C’est un vote historique qui marque une rupture avec une vision séculaire du mariage. L’Assemblée nationale a adopté, par 106 voix contre 0, une proposition de loi visant à clarifier le Code civil. Le texte stipule désormais explicitement que « la communauté de vie ne crée aucune obligation pour les époux d’avoir des relations sexuelles ».
Pour la députée écologiste Marie-Charlotte Garin, co-auteure du texte, cette victoire est avant tout celle de la dignité. « J’aimerais avoir une pensée pour toutes les femmes qui se sont forcées, qui ont subi des viols conjugaux […] nous comptons sur ce texte pour être un point de départ, pour que tout cela soit bien fini », a-t-elle déclaré à l’issue du scrutin.
Mettre fin à une jurisprudence misogyne
Si le Code civil consacre actuellement quatre piliers au mariage la fidélité, le secours, l’assistance et la communauté de vie, il ne mentionne nulle part une obligation de nature sexuelle. Pourtant, les auteurs du texte soulignent qu’une jurisprudence ancienne a persisté en assimilant la « communauté de vie » à une « communauté de lit ».

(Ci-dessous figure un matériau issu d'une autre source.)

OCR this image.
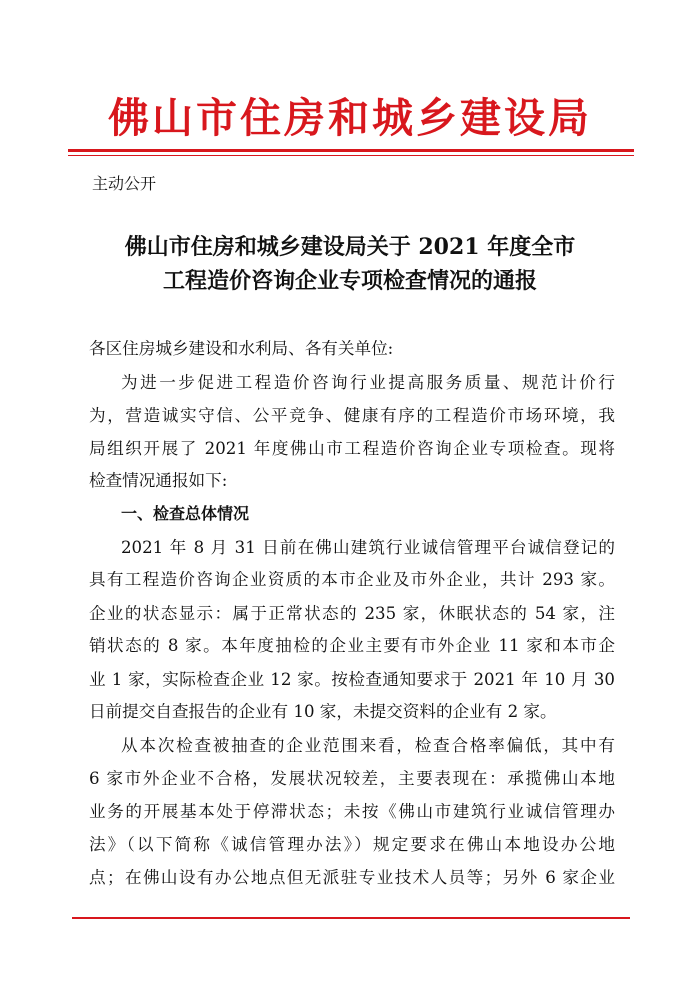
佛山市住房和城乡建设局
主动公开
佛山市住房和城乡建设局关于 2021 年度全市
工程造价咨询企业专项检查情况的通报
各区住房城乡建设和水利局、各有关单位:
为进一步促进工程造价咨询行业提高服务质量、规范计价行
为，营造诚实守信、公平竞争、健康有序的工程造价市场环境，我
局组织开展了 2021 年度佛山市工程造价咨询企业专项检查。现将
检查情况通报如下:
一、检查总体情况
2021 年 8 月 31 日前在佛山建筑行业诚信管理平台诚信登记的
具有工程造价咨询企业资质的本市企业及市外企业，共计 293 家。
企业的状态显示：属于正常状态的 235 家，休眠状态的 54 家，注
销状态的 8 家。本年度抽检的企业主要有市外企业 11 家和本市企
业 1 家，实际检查企业 12 家。按检查通知要求于 2021 年 10 月 30
日前提交自查报告的企业有 10 家，未提交资料的企业有 2 家。
从本次检查被抽查的企业范围来看，检查合格率偏低，其中有
6 家市外企业不合格，发展状况较差，主要表现在：承揽佛山本地
业务的开展基本处于停滞状态；未按《佛山市建筑行业诚信管理办
法》（以下简称《诚信管理办法》）规定要求在佛山本地设办公地
点；在佛山设有办公地点但无派驻专业技术人员等；另外 6 家企业
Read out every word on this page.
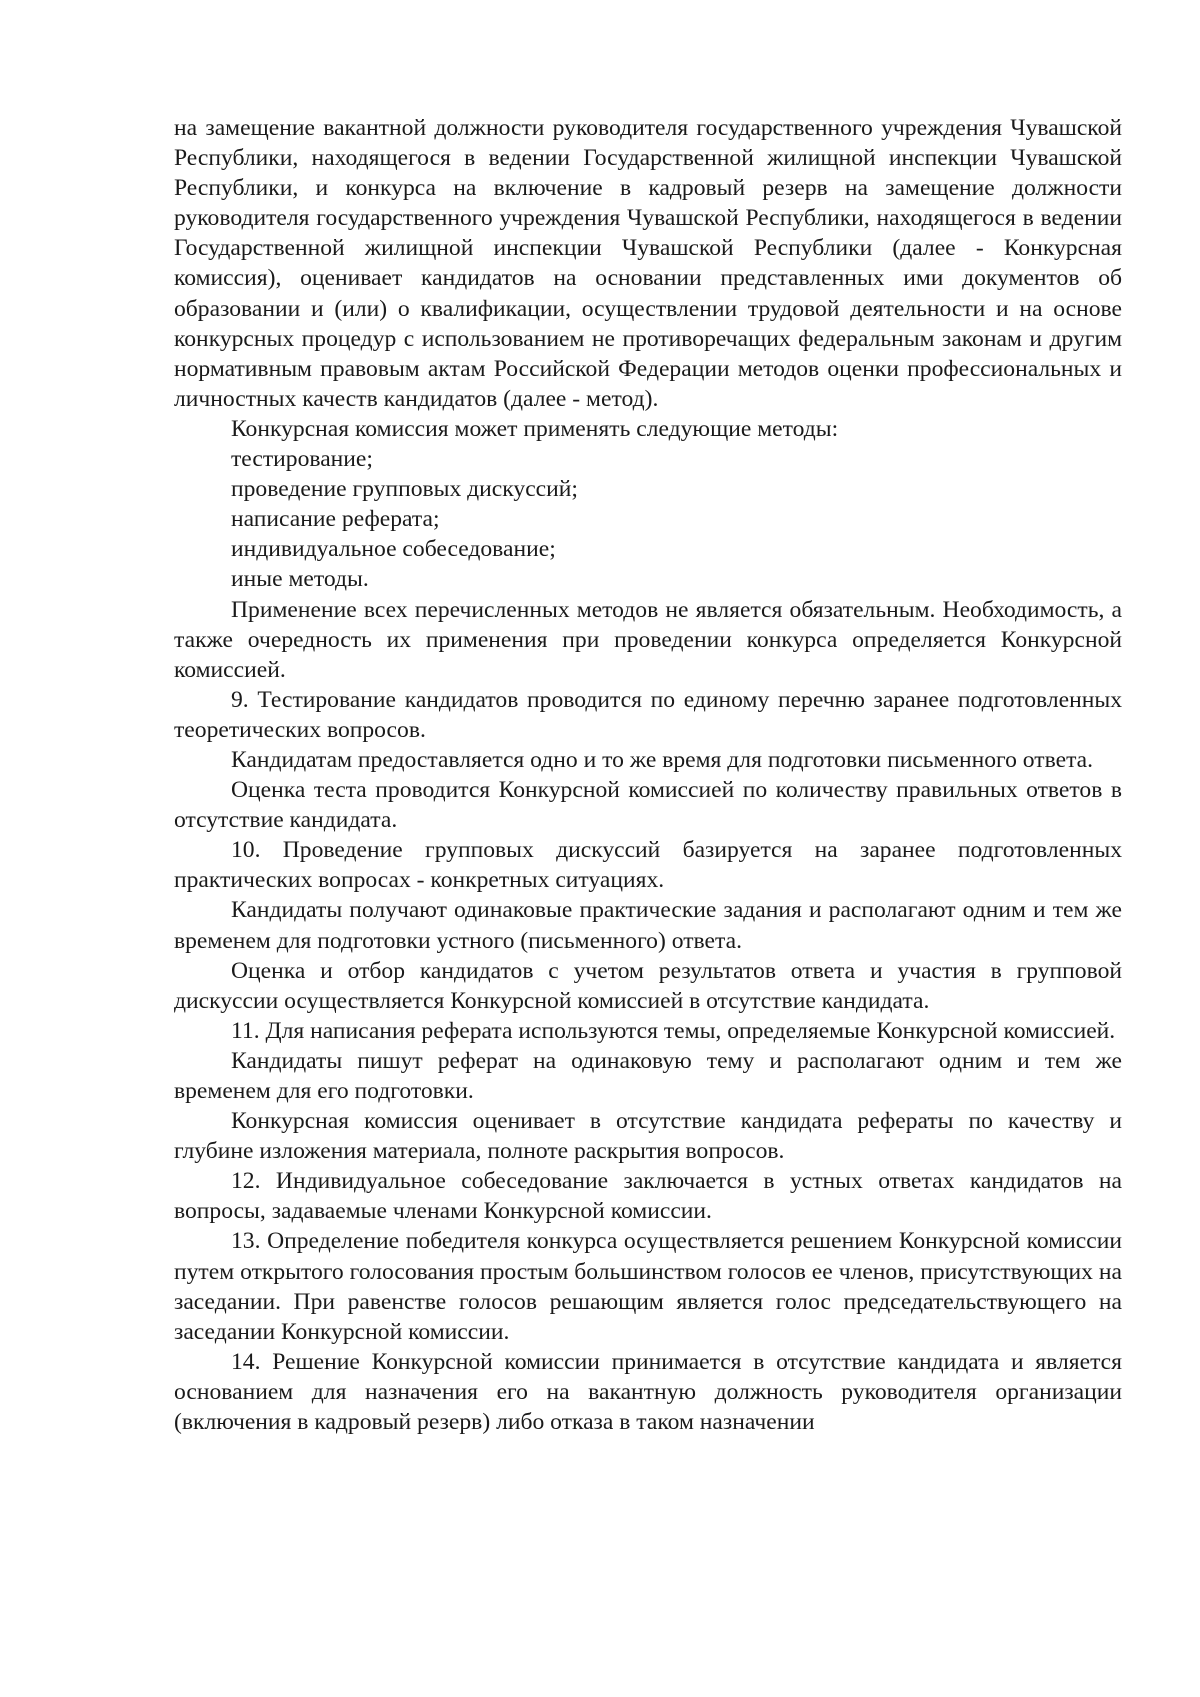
на замещение вакантной должности руководителя государственного учреждения Чувашской Республики, находящегося в ведении Государственной жилищной инспекции Чувашской Республики, и конкурса на включение в кадровый резерв на замещение должности руководителя государственного учреждения Чувашской Республики, находящегося в ведении Государственной жилищной инспекции Чувашской Республики (далее - Конкурсная комиссия), оценивает кандидатов на основании представленных ими документов об образовании и (или) о квалификации, осуществлении трудовой деятельности и на основе конкурсных процедур с использованием не противоречащих федеральным законам и другим нормативным правовым актам Российской Федерации методов оценки профессиональных и личностных качеств кандидатов (далее - метод).

Конкурсная комиссия может применять следующие методы:

тестирование;

проведение групповых дискуссий;

написание реферата;

индивидуальное собеседование;

иные методы.

Применение всех перечисленных методов не является обязательным. Необходимость, а также очередность их применения при проведении конкурса определяется Конкурсной комиссией.

9. Тестирование кандидатов проводится по единому перечню заранее подготовленных теоретических вопросов.

Кандидатам предоставляется одно и то же время для подготовки письменного ответа.

Оценка теста проводится Конкурсной комиссией по количеству правильных ответов в отсутствие кандидата.

10. Проведение групповых дискуссий базируется на заранее подготовленных практических вопросах - конкретных ситуациях.

Кандидаты получают одинаковые практические задания и располагают одним и тем же временем для подготовки устного (письменного) ответа.

Оценка и отбор кандидатов с учетом результатов ответа и участия в групповой дискуссии осуществляется Конкурсной комиссией в отсутствие кандидата.

11. Для написания реферата используются темы, определяемые Конкурсной комиссией.

Кандидаты пишут реферат на одинаковую тему и располагают одним и тем же временем для его подготовки.

Конкурсная комиссия оценивает в отсутствие кандидата рефераты по качеству и глубине изложения материала, полноте раскрытия вопросов.

12. Индивидуальное собеседование заключается в устных ответах кандидатов на вопросы, задаваемые членами Конкурсной комиссии.

13. Определение победителя конкурса осуществляется решением Конкурсной комиссии путем открытого голосования простым большинством голосов ее членов, присутствующих на заседании. При равенстве голосов решающим является голос председательствующего на заседании Конкурсной комиссии.

14. Решение Конкурсной комиссии принимается в отсутствие кандидата и является основанием для назначения его на вакантную должность руководителя организации (включения в кадровый резерв) либо отказа в таком назначении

Ce flou juridique a longtemps permis d’utiliser l’absence de rapports sexuels comme un argument dans les procédures de divorce, souvent au détriment des femmes. En 2019, une affaire avait particulièrement illustré cette dérive : un homme avait obtenu le divorce aux torts exclusifs de son épouse au motif que celle-ci avait cessé d’avoir des relations sexuelles avec lui pendant plusieurs années.
Déboutée en cassation l’année suivante, l’épouse avait porté l’affaire devant la Cour européenne des droits de l’homme (CEDH). En janvier 2025, l’instance européenne a finalement condamné la France sur ce point, forçant le législateur à réagir pour mettre le droit français en conformité avec les standards internationaux de protection des droits fondamentaux.
Le texte, qui vient de franchir avec succès l’étape de l’Assemblée nationale, doit désormais être transmis au Sénat pour examen. Sa validation définitive marquerait la fin officielle de la notion de « devoir conjugal », un vestige juridique jugé aujourd’hui incompatible avec le respect du consentement.